Tanto tempo que eu já não venho aqui, que andei um pouco até sem saber o que postar hoje.
Em primeiro lugar, esta realmente uma correria, e quanto mais eu acho que as coisas vão acalmar, em algum determinado momento, adivinhem, elas não acalmam.
A UFRGS esta me sugando as energias, embora ela nem saiba quem sou eu, essa ilustre desconhecida, agora mais desconhecida do que nunca.
Minha vida pessoal? Anda assim um tanto quanto sonolenta, minhas horas de sonos estão cada vez mais reduzidas, e embora eu as aproveite bem, nunca é o suficiente para meu corpinho dorminhoco.
Acho que essa maratona de vestibular realmente deve cansar, eu que quase não tenho mais vida para entrar aqui, tenho tantas coisas pra escrever e já nem me lembro tanto. Lembro-me agora somente das concordâncias verbais e do deslocamento do sujeito, é porque eu estou aqui e o livro de português também, ao meu lado me orientando: Não podes esquecer-se de mim, viu!
Eu não esqueço, prometo. Embora pra não esquecer dessas matérias maçantes de ensino médio, as vezes seja necessário esquecermos de nos mesmos.
Eu esqueci, faz três dias, de ligar pra minha medica, e embora já tenha anotado em todos os post-its que eu encontrei pela frente, amanha não ligarei, tenho quase certeza.
Mas o que mais esqueci de dizer é que conheci a MARTHINHA, a Martha Medeiros, e ela não é nenhum ser de outro mundo, é até bem bronzeada pra quem transita por Porto alegre. Até um tanto mais magra do que eu imaginava. Ela é uma mulher, como qualquer outra, mas que teve a capacidade de me fazer indagá-la por 3 noites seguidas.
Eu ainda estou digerindo na minha memória, a hora em que ela segurou a minha mão, e que eu tive uns leves 3 segundos de conversa.
Bom? Foi sim, natural e estranho, é como se eu imaginasse que ela não pudesse existir na terra, e OH, ela estava ali na minha frente.
Bom, comprei o novo livro dela, é claro, pra conseguir um autografo de uma escritora conhecida. Tem-se que comprar seu mais recente livro.
Li em um 1 dia e meio e não pude me conter, engajei o término do outro livro que já estava lendo da mesma.

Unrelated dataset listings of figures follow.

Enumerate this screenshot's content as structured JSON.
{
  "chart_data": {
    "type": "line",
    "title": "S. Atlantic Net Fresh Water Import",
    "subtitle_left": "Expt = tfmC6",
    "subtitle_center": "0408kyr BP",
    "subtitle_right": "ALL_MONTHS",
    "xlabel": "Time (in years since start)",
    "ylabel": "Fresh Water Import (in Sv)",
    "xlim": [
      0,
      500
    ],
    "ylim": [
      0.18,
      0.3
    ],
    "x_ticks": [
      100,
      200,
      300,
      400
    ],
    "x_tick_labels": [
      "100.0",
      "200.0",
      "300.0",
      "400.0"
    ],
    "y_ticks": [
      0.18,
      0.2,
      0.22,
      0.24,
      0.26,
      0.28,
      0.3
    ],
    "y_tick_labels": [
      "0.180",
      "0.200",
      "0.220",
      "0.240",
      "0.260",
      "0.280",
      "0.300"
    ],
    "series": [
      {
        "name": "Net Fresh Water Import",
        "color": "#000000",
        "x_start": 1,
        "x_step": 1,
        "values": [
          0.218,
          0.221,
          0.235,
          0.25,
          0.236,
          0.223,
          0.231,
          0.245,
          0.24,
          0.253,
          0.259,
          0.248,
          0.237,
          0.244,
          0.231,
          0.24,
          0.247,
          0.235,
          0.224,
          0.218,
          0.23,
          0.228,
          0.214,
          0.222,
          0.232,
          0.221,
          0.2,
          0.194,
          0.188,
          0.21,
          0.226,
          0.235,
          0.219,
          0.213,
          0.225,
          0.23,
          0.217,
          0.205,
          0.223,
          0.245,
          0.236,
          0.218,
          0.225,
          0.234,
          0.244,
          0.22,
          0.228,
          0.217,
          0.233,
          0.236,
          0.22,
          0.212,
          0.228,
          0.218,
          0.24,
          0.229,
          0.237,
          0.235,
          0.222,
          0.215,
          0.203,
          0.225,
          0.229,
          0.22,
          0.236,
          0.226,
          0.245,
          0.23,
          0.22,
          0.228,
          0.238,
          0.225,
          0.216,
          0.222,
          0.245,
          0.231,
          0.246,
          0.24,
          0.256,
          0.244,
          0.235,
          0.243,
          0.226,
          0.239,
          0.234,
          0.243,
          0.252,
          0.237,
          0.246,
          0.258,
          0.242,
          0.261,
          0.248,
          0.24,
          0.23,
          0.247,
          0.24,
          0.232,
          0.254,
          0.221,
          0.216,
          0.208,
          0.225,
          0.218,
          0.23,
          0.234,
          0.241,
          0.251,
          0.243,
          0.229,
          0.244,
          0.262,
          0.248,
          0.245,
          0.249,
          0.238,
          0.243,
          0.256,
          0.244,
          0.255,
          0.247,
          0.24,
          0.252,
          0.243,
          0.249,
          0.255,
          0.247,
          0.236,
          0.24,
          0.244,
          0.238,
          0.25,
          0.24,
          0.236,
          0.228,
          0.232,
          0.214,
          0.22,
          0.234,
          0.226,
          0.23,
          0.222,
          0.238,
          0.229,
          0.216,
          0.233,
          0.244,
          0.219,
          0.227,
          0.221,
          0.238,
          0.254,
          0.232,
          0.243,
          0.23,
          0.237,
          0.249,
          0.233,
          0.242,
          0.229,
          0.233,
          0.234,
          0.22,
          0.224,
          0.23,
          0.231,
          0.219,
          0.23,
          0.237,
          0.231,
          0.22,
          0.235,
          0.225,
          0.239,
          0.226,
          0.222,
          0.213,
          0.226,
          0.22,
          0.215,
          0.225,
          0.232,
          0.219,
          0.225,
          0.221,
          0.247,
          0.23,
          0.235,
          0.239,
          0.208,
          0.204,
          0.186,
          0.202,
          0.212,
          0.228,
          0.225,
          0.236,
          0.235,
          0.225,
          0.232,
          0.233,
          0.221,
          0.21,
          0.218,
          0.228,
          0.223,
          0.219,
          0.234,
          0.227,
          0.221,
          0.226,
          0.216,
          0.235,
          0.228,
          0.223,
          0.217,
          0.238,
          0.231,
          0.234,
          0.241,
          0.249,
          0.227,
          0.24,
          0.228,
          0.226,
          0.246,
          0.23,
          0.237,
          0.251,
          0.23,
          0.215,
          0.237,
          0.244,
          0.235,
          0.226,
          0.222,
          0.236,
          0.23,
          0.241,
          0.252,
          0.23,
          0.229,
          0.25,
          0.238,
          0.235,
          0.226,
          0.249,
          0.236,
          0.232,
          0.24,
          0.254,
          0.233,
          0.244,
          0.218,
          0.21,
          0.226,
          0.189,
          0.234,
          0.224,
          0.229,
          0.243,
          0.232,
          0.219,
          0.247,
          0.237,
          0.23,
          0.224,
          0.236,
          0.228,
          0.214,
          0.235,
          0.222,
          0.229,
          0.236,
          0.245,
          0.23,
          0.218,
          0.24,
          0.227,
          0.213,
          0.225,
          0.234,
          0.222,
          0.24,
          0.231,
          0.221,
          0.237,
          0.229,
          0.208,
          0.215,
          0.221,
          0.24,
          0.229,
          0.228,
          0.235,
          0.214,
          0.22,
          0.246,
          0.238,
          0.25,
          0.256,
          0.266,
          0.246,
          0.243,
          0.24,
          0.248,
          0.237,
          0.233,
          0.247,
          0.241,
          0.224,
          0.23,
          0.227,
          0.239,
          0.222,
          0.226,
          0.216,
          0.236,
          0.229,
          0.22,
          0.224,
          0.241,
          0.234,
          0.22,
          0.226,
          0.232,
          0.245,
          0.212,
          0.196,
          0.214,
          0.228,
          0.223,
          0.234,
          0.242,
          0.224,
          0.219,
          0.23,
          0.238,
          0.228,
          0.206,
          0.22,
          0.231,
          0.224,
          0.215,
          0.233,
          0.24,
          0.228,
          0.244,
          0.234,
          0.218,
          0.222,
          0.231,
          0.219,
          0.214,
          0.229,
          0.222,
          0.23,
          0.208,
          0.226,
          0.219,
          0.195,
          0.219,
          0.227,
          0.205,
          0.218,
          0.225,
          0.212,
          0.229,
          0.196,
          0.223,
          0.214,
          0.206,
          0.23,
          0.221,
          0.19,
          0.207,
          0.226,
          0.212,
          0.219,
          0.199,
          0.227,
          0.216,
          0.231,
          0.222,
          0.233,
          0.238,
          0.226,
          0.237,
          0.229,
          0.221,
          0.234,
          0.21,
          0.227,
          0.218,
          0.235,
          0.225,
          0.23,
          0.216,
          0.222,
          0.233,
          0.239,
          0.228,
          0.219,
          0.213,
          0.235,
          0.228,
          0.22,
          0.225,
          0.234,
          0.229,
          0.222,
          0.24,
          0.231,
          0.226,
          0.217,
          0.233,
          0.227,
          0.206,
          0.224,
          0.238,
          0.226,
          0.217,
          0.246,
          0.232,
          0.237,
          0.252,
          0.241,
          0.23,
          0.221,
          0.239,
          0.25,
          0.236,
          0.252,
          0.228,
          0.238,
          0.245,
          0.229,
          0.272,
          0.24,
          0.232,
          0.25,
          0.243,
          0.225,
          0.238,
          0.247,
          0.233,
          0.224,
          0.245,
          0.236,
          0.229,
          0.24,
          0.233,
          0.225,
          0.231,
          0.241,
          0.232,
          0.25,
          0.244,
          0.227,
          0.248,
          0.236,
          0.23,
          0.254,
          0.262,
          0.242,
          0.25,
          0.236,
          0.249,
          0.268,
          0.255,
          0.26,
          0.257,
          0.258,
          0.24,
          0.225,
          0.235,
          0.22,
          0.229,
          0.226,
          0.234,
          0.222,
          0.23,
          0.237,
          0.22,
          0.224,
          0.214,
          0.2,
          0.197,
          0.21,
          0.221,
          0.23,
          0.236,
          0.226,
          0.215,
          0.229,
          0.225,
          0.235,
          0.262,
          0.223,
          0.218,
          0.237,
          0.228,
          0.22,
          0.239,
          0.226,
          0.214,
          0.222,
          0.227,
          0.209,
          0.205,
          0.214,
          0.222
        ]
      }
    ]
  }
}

O ultimo livro dela? Bom bem bom, bonzinho pra falar a verdade. Eu acho que já escutei demais sobre relacionamentos, então, a maioria desses livros pra mim, são banais.
Mas a forma literária dele? Ótimo. Ela não usou parágrafos, como eu! Me senti tão feliz de alguém ainda ter capacidade de usar a liberdade literária.
Se são pensamentos não necessitam parágrafos.
O seu livro de crônicas, no qual estou lendo agora- Trem Bala, é um tanto quanto melhor do que o fora de mim (o tal livro bonzinho). São crônicas mais antigas da carreira da escritora, e que nos fazem lembrar alguns fatos que ocorreram na virada do século.
Eu realmente prefiro mais crônicas. Prefiro, porque são contos diferentes, pensamentos não repetitivos (às vezes são). Mas não se prendem em um dado assunto, o resto de seus dias.
Esses foram meus livros do momento, e já vou achar um tempinho pra ler Montanha Russa (da mesma Marthinha), porem, no momento: Primo Basílio, Lucíola, e toda a massa de livros de leituras obrigatórias, são parte das minhas prioridades.
Bom é isso, até o momento em que eu puder retomar as minhas atividades normais (pós janeiro) acho um tempinho pra nos, digo, eu e meus pensamentos.